Lv Huasheng, Sun Fengyu, Zhang Yuchen, Zhou Xinrong
State Key Laboratory of Pathogenesis, Prevention and Treatment of High Incidence Diseases in Central Asia, Xinjiang Medical University, Urumqi, Xinjiang, People's Republic of China.
The First Affiliated Hospital of Xinjiang Medical University, Urumqi, Xinjiang, People's Republic of China.
Int J Gen Med. 2025 Jun 8;18:2957-2972. doi: 10.2147/IJGM.S523029. eCollection 2025.
To develop and validate a machine learning (ML) model for predicting long-term depression risk in ACS patients following percutaneous coronary intervention (PCI).
This retrospective cohort study included 1951 ACS patients who underwent PCI in 2023. Feature selection was conducted using the Boruta algorithm, and restricted cubic spline (RCS) analysis was applied to assess non-linear associations. Six ML models were trained and tested using a 70:30 train-validation split. Model performance was evaluated using Area under the curve(AUC), sensitivity, specificity, F1-score, calibration curves, and decision curve analysis. SHapley Additive exPlanations (SHAP) were used to interpret feature contributions.
Among the 1951 patients, 382 (19.6%) developed long-term depression. After feature selection via the Boruta algorithm, ten key predictors were identified, including NYHA classification, diabetes, thyroid-stimulating hormone (TSH), and left ventricular ejection fraction (LVEF). The LGBM and XGBoost models achieved the highest discrimination, with AUCs of 0.849 (training) and 0.652 (validation) for LGBM, and 0.814 (training) and 0.699 (validation) for XGBoost. Calibration curves showed good alignment between predicted and observed outcomes. SHAP analysis confirmed NYHA classification, TSH, and diabetes as the most influential features. Decision curve analysis demonstrated the clinical benefit of both models across a range of thresholds.

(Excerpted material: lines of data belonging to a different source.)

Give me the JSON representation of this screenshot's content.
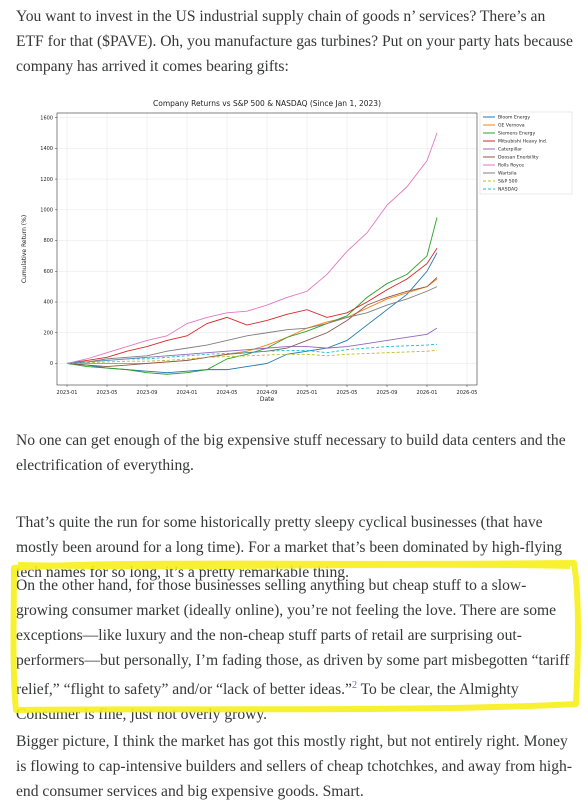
{
  "paragraphs": [
    "You want to invest in the US industrial supply chain of goods n’ services? There’s an ETF for that ($PAVE). Oh, you manufacture gas turbines? Put on your party hats because company has arrived it comes bearing gifts:",
    "No one can get enough of the big expensive stuff necessary to build data centers and the electrification of everything.",
    "That’s quite the run for some historically pretty sleepy cyclical businesses (that have mostly been around for a long time). For a market that’s been dominated by high-flying tech names for so long, it’s a pretty remarkable thing.",
    {
      "before": "On the other hand, for those businesses selling anything but cheap stuff to a slow-growing consumer market (ideally online), you’re not feeling the love. There are some exceptions—like luxury and the non-cheap stuff parts of retail are surprising out-performers—but personally, I’m fading those, as driven by some part misbegotten “tariff relief,” “flight to safety” and/or “lack of better ideas.”",
      "footnote": "2",
      "after": "To be clear, the Almighty Consumer is fine, just not overly growy."
    },
    "Bigger picture, I think the market has got this mostly right, but not entirely right. Money is flowing to cap-intensive builders and sellers of cheap tchotchkes, and away from high-end consumer services and big expensive goods. Smart."
  ],
  "chart_data": {
    "type": "line",
    "title": "Company Returns vs S&P 500 & NASDAQ (Since Jan 1, 2023)",
    "x_label": "Date",
    "y_label": "Cumulative Return (%)",
    "x": [
      "2023-01",
      "2023-03",
      "2023-05",
      "2023-07",
      "2023-09",
      "2023-11",
      "2024-01",
      "2024-03",
      "2024-05",
      "2024-07",
      "2024-09",
      "2024-11",
      "2025-01",
      "2025-03",
      "2025-05",
      "2025-07",
      "2025-09",
      "2025-11",
      "2026-01",
      "2026-02"
    ],
    "xlim": [
      "2022-12",
      "2026-06"
    ],
    "xticks": [
      "2023-01",
      "2023-05",
      "2023-09",
      "2024-01",
      "2024-05",
      "2024-09",
      "2025-01",
      "2025-05",
      "2025-09",
      "2026-01",
      "2026-05"
    ],
    "ylim": [
      -140,
      1630
    ],
    "yticks": [
      0,
      200,
      400,
      600,
      800,
      1000,
      1200,
      1400,
      1600
    ],
    "grid": true,
    "legend": "outside-right",
    "series": [
      {
        "name": "Bloom Energy",
        "color": "#1f77b4",
        "values": [
          0,
          -10,
          -30,
          -40,
          -50,
          -60,
          -50,
          -40,
          -40,
          -20,
          0,
          60,
          80,
          100,
          150,
          250,
          350,
          450,
          600,
          720
        ]
      },
      {
        "name": "GE Vernova",
        "color": "#ff7f0e",
        "values": [
          0,
          0,
          0,
          0,
          0,
          10,
          20,
          40,
          60,
          80,
          120,
          170,
          230,
          270,
          300,
          360,
          420,
          460,
          500,
          550
        ]
      },
      {
        "name": "Siemens Energy",
        "color": "#2ca02c",
        "values": [
          0,
          -20,
          -30,
          -40,
          -60,
          -70,
          -60,
          -40,
          30,
          60,
          100,
          170,
          210,
          260,
          310,
          430,
          520,
          580,
          700,
          950
        ]
      },
      {
        "name": "Mitsubishi Heavy Ind.",
        "color": "#d62728",
        "values": [
          0,
          20,
          40,
          80,
          110,
          150,
          180,
          260,
          300,
          250,
          280,
          320,
          350,
          300,
          330,
          400,
          480,
          550,
          650,
          750
        ]
      },
      {
        "name": "Caterpillar",
        "color": "#9467bd",
        "values": [
          0,
          10,
          20,
          30,
          40,
          50,
          60,
          70,
          80,
          90,
          100,
          110,
          110,
          100,
          110,
          130,
          150,
          170,
          190,
          230
        ]
      },
      {
        "name": "Doosan Enerbility",
        "color": "#8c564b",
        "values": [
          0,
          -10,
          -20,
          -10,
          0,
          10,
          20,
          40,
          60,
          70,
          80,
          100,
          150,
          200,
          280,
          380,
          430,
          470,
          500,
          560
        ]
      },
      {
        "name": "Rolls Royce",
        "color": "#e377c2",
        "values": [
          0,
          30,
          70,
          110,
          150,
          180,
          260,
          300,
          330,
          340,
          380,
          430,
          470,
          580,
          730,
          850,
          1030,
          1150,
          1320,
          1500
        ]
      },
      {
        "name": "Wartsila",
        "color": "#7f7f7f",
        "values": [
          0,
          10,
          30,
          40,
          50,
          80,
          100,
          120,
          150,
          180,
          200,
          220,
          230,
          260,
          300,
          330,
          380,
          420,
          470,
          500
        ]
      },
      {
        "name": "S&P 500",
        "color": "#bcbd22",
        "linestyle": "dashed",
        "values": [
          0,
          5,
          10,
          15,
          15,
          20,
          30,
          40,
          45,
          50,
          55,
          60,
          60,
          50,
          60,
          65,
          70,
          75,
          80,
          85
        ]
      },
      {
        "name": "NASDAQ",
        "color": "#17becf",
        "linestyle": "dashed",
        "values": [
          0,
          10,
          20,
          30,
          30,
          40,
          50,
          60,
          65,
          70,
          80,
          85,
          85,
          70,
          90,
          100,
          110,
          115,
          120,
          125
        ]
      }
    ]
  }
}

The models demonstrated potential for early risk stratification of post-PCI depression and may inform targeted clinical interventions.
开发并验证一种机器学习(ML)模型,用于预测经皮冠状动脉介入治疗(PCI)后急性冠状动脉综合征(ACS)患者的长期抑郁风险。
这项回顾性队列研究纳入了2023年接受PCI的1951例ACS患者。使用Boruta算法进行特征选择,并应用受限立方样条(RCS)分析来评估非线性关联。使用70:30的训练-验证分割对六个ML模型进行训练和测试。使用曲线下面积(AUC)、灵敏度、特异性、F1分数、校准曲线和决策曲线分析来评估模型性能。使用SHapley加法解释(SHAP)来解释特征贡献。
在1951例患者中,382例(19.6%)出现长期抑郁。通过Boruta算法进行特征选择后,确定了十个关键预测因素,包括纽约心脏协会(NYHA)分级、糖尿病、促甲状腺激素(TSH)和左心室射血分数(LVEF)。LightGBM(LGBM)和XGBoost模型具有最高的辨别力,LGBM的训练AUC为0.849,验证AUC为0.652;XGBoost的训练AUC为0.814,验证AUC为0.699。校准曲线显示预测结果与观察结果之间具有良好的一致性。SHAP分析证实NYHA分级、TSH和糖尿病是最具影响力的特征。决策曲线分析表明,这两个模型在一系列阈值范围内均具有临床益处。
这些模型显示了对PCI后抑郁进行早期风险分层的潜力,并可为有针对性的临床干预提供参考。